A Kern County Superior Court judge has rejected a request for a new trial for former elementary school principal Leslie Chance, who was convicted earlier this year of murdering her husband, Todd Chance, in 2013.

Judge Charles Brehmer ruled against three motions filed by Leslie Chance's attorney, Tony Lidgett, alleging juror misconduct.

In a motion filed Feb. 27, Lidgett said he was contacted by the jury foreperson the day after Leslie Chance was convicted. The jury foreperson reported inappropriate actions by other jurors.

[..]

Sentencing is scheduled for Sept. 16.
 
After viewing the evidence presented at trial, it seems that LC simply wanted her husband gone and believed she could get away with his murder.

I don't think LC wanted to be subject to division of property including her retirement, and alimony possibly due her husband if she divorced him.

There was only evidence of a texting relationship that the victim initiated with his high school gf but I suspect there may have been other affairs and LC was tired of being humiliated. I think LC suspected her husband had plans other than attending the gun show on the date that she killed him.

LC seemed convinced that her daughters would be OK without their father. That's pretty cold....

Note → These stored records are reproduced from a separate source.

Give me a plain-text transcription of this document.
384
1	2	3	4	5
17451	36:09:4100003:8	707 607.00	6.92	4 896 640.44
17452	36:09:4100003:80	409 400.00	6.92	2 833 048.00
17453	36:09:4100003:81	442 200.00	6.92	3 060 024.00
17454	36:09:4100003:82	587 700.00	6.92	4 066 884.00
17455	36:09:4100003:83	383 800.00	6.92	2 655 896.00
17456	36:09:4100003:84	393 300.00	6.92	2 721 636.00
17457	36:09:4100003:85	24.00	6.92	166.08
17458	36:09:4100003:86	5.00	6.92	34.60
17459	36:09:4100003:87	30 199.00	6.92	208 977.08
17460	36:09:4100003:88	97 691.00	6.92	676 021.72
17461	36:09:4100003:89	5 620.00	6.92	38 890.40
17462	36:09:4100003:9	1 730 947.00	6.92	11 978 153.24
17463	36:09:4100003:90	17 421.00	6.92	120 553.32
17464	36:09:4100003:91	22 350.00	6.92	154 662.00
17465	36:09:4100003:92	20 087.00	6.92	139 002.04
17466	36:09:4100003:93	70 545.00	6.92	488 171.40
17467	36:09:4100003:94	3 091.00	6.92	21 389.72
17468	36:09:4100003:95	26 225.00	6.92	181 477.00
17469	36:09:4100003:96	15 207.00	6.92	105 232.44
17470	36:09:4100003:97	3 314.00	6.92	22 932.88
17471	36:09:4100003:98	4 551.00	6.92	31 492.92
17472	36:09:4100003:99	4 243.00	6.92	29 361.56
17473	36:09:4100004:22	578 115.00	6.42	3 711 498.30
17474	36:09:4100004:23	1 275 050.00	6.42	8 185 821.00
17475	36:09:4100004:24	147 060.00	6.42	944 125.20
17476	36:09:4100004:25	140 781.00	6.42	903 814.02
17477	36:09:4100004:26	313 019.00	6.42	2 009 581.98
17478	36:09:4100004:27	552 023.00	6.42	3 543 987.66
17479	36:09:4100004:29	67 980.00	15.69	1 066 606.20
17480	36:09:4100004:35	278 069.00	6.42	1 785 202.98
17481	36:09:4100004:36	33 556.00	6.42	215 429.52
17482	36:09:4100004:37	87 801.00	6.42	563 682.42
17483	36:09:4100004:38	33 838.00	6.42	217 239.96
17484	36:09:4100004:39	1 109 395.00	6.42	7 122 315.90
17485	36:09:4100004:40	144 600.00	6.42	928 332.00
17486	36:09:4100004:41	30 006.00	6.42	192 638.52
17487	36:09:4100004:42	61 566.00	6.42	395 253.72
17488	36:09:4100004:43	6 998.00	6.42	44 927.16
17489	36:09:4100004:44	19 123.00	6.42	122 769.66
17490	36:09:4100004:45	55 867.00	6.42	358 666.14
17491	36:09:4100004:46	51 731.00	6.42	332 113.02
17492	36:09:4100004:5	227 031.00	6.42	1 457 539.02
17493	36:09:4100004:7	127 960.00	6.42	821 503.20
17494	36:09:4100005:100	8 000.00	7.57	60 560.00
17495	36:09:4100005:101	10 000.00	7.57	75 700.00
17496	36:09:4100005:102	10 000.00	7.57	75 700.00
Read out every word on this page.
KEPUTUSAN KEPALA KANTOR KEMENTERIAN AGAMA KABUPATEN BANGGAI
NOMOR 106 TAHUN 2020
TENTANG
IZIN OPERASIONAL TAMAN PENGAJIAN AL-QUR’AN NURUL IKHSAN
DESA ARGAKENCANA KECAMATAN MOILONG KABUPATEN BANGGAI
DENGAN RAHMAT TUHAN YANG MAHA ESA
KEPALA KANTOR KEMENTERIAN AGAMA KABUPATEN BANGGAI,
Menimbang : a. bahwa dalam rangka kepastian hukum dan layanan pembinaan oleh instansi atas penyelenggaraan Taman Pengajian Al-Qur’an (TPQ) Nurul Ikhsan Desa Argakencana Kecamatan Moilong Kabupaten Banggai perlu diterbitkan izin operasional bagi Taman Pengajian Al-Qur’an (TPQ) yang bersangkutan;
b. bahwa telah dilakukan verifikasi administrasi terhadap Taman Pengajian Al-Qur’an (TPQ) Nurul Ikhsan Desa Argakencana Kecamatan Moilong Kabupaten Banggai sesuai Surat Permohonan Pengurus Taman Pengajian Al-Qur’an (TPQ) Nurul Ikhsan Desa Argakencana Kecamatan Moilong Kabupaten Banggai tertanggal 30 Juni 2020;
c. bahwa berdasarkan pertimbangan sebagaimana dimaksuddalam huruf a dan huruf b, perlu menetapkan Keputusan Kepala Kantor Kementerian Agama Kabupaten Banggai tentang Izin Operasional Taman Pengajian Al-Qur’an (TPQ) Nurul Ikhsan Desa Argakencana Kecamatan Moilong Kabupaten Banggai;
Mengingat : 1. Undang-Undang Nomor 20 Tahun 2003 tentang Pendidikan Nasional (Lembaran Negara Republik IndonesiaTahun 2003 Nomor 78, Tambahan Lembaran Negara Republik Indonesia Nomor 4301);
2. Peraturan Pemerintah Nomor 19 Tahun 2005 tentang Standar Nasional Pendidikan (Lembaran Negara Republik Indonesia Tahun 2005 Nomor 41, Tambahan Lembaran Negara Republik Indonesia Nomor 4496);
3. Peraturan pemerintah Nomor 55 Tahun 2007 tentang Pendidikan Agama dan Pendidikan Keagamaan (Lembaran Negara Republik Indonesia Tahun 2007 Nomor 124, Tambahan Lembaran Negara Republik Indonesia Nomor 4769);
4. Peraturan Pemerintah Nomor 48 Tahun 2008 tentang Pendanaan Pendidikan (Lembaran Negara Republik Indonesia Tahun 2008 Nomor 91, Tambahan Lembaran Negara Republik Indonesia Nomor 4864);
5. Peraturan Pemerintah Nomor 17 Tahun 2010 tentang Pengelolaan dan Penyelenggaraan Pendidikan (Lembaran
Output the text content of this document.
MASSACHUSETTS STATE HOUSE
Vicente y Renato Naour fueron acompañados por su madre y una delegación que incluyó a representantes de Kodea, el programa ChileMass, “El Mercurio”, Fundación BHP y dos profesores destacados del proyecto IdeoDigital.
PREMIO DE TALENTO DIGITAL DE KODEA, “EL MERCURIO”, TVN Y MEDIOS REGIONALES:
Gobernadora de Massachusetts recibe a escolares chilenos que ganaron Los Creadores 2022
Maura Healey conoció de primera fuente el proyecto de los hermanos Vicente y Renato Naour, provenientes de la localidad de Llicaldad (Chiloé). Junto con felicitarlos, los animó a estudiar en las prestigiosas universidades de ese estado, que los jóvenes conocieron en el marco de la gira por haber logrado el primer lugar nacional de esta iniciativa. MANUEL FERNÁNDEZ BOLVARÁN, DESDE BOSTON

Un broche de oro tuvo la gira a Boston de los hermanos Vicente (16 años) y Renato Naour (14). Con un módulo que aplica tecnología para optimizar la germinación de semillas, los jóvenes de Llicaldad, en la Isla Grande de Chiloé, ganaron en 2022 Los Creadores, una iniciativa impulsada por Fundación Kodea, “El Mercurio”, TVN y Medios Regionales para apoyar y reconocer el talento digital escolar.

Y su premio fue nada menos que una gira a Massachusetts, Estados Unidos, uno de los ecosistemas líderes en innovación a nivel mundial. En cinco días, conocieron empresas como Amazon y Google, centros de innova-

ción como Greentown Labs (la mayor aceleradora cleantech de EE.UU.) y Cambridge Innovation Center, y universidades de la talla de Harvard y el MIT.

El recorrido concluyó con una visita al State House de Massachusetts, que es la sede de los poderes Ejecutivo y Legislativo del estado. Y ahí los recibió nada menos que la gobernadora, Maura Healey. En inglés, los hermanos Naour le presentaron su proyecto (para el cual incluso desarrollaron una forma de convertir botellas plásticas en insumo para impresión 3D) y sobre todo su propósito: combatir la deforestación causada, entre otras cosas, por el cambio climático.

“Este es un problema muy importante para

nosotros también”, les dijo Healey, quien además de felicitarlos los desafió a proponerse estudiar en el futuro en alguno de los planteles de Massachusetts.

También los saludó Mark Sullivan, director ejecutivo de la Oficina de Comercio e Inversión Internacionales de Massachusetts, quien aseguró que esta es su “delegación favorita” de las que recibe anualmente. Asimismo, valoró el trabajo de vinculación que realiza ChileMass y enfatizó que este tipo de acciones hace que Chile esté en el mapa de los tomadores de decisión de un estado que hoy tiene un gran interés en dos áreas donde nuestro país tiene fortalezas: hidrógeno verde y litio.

I agree with the jury that there was no murder for financial gain given the age and amount of the basic life policies.

MOO
 
I just saw the Dateline episode of this case. I was surprised -- I believed LC right up until she unintentionally disclosed -- in the Dateline interview! -- that she wore contacts.
 

1/27/23

BAKERSFIELD, Calif. (KGET) — The 5th District Court of Appeal has upheld the murder conviction of former school principal Leslie Chance, finding law enforcement’s failure to turn over several interviews to defense counsel non-prejudicial.

Chance, 56, will continue to serve 50 years to life in prison in the death of her husband. The court’s opinion was filed Friday.

[..]

Leslie Chance was principal of Fairview Elementary School at the time of the shooting.

Her attorney, Tony Lidgett, argued at trial the case against her was built on unreliable, circumstantial evidence, and she had nothing to do with her husband’s death.

It came to light at trial that Kavin Brewer, the lead detective on the case, failed to disclose to attorneys or log into evidence multiple interviews conducted in 2013. At least two of the interviews featured witnesses who told detectives they could not identify Chance in surveillance footage.

Appellate justices found the outcome of the trial would not have been different if the interviews had been provided to the defense.
 
She planned the murder for weeks beforehand, the prosecution said, using information learned at a CSI exhibit in Las Vegas to cover her tracks and make it look like someone else killed Todd Chance, who was 45 at the time.
Rewatched the Dateline episode -- I'd missed this "self-education" bit!

Glad the Appellate Court saw the conviction as true. In Leslie Chance's own words, she could have rebuilt again -- murder was a bad choice.